In 1953 Chevrolet’s Corvette stretched the traditional definition of a sportscar to its practical limits. With bodywork that could have been pulled from a dream car’s mold (and essentially was) Chevrolet’s inline six did little to back up the early Corvette’s implied performance. But with the arrival in 1955 of Chevrolet’s small-block V8 all was forgiven – if not exactly forgotten.

In Richard Prince’s CORVETTE 70 YEARS: THE ONE AND ONLY Mr. Prince has apparently forgotten nothing. And while covering 70 years of one specific marque within roughly 250 pages doesn’t leave room for granular detail, Mr. Prince’s overview is comprehensive, with specific coverage given to all eight generations, as well as Corvette’s competition history and – as an added bonus – attention to some of those concepts which never reached production.

In my personal history I’ve owned both a Peugeot bicycle and two BMW motorcycles, but I’ve never bought America’s one (and only?) sports car. That said, a pre-owned C6 is tempting, and with the intro of the mid-engine C8 its predecessor – yup, the C7 – has grown on me. As CORVETTE 70 YEARS reminds us, the ‘Vette is an established success, and when it’s time to buy one we’ll be able to buy one. In short, never say never.

Like the BMW book, CORVETTE is $60, and is also published by Motorbooks. More specific info can be found at www.quarto.com.
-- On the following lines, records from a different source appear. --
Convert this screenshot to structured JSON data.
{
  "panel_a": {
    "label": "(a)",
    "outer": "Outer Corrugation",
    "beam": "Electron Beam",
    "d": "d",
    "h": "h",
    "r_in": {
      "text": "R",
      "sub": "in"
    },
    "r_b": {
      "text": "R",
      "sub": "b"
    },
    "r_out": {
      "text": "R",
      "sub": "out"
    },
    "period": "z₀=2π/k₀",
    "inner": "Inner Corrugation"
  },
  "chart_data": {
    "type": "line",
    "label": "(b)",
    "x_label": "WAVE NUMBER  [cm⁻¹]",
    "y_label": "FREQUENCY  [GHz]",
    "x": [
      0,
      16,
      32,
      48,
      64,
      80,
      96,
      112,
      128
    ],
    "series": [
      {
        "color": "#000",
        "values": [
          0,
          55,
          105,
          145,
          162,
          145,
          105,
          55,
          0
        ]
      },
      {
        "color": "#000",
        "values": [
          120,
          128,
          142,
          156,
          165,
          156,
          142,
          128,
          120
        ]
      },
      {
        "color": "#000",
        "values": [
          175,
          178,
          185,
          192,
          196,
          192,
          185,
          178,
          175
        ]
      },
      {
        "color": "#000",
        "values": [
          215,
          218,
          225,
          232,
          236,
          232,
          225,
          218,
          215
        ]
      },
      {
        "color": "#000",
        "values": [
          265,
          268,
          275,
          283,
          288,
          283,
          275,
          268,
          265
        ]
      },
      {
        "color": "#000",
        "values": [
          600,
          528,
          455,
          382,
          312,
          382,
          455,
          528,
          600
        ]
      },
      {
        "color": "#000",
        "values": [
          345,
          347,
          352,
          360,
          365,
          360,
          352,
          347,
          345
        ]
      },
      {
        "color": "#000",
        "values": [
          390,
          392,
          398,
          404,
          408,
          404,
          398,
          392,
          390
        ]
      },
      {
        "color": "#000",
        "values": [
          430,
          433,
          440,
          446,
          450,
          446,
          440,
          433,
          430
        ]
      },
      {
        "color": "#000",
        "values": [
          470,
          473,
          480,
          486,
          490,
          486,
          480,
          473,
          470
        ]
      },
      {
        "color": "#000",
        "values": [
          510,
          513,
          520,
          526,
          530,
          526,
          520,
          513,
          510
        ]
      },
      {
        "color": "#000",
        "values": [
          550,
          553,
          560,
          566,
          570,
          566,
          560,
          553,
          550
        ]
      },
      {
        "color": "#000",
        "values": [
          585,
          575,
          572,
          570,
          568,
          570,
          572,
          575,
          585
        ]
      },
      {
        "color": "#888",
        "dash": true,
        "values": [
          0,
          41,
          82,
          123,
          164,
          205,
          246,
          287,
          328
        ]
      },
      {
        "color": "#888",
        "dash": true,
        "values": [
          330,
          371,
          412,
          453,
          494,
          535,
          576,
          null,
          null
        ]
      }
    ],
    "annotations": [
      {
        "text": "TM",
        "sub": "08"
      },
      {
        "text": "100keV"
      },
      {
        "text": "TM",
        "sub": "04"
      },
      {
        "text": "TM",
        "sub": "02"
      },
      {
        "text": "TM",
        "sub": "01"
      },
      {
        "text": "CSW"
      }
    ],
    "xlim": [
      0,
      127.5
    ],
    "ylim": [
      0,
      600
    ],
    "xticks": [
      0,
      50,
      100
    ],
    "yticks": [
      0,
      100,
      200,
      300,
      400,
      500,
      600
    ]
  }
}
Boldt, a contributor to outlets such as AutoTrader.com, Kelley Blue Book and Autoblog, brings to his laptop some forty years of experience in automotive retail, journalism and public relations. He is a member of the Texas Auto Writers Association, The Washington Automotive Press Association and L.A.'s Motor Press Guild. David is the Managing Editor of txGarage, a regular panelist on the AutoNetwork Reports webcast/podcast, and the automotive contributor to Dallas' Katy Trail Weekly.